The share of the U.S. population that is foreign-born has risen from 4.8 percent in 1970 to 12.2 percent in 2009. Furthermore, the combined Asian and Latin American share of U. S. immigrants was 81.1 percent in 2009, a fact that may be important because the culture and norms surrounding the issue of women's work outside the home in a woman's home country influence whether she will be employed in the United States.

In Substitution between Individual and Cultural Capital (NBER Working Paper No. 17275), authors Francine Blau and Lawrence Kahn analyze data from the New Immigrant Survey. They find that women who migrate from countries with relatively high levels of female labor supply work more once they arrive in the United States. Furthermore, the effect of source-country female labor supply on an immigrant woman's work hours in the United States remains strong and positive even after the researchers control for her own labor supply before coming to the United States.

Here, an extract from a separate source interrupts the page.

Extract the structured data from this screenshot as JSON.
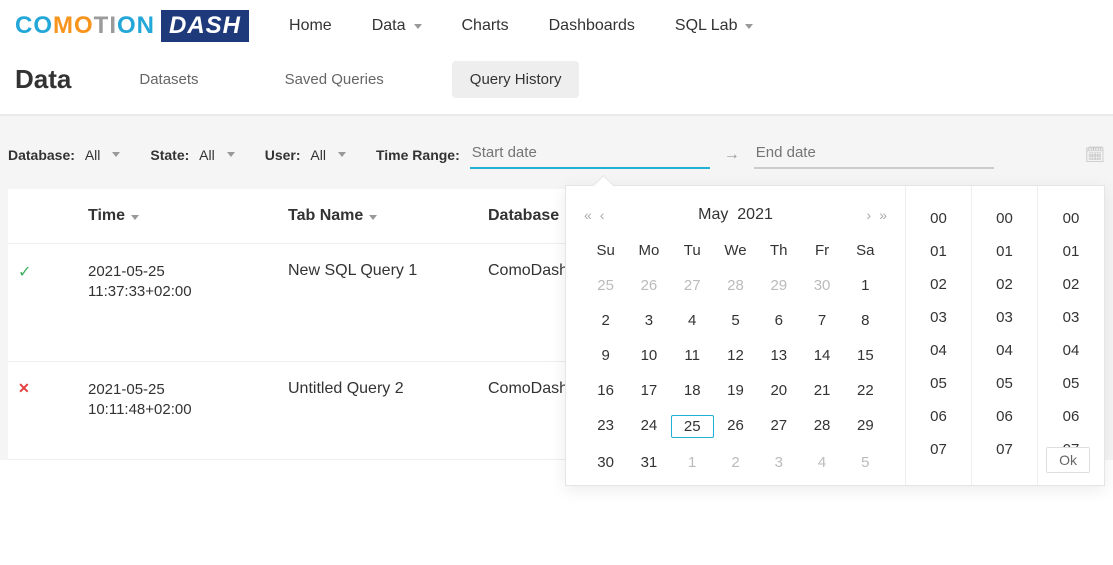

The researchers also find that source-country female labor supply has a much stronger effect for those who did not work for pay in their home country than for those with prior work experience. Moreover, there is a stronger impact of pre-migration work experience on work in the United States for women from source countries with low female labor supply than for women from high-female-labor-supply countries.

The discovery of this negative interaction effect between a female immigrant's previous work experience and the prevalence of female labor supply in her home country in predicting immigrant women's U.S. work hours and wages suggests that cultural capital can substitute for individual job-related human capital in affecting preparedness for work in the United States. The large positive effect of source-country female labor supply on the work hours of women who did not work before migrating suggests that there can be substantial cultural or social capital effects on immigrant women's labor supply.

In most economic analyses of labor supply, an individual's preparedness for work depends on traditional measures of human capital, such as education or prior work experience. But by comparing immigrant women who come to the United States from different countries with different gender roles, and with or without prior experience, this research suggests that cultural capital -- that is, women's work roles in the source country -- is also an important source of labor market skills, as well as an influence on preferences for market work.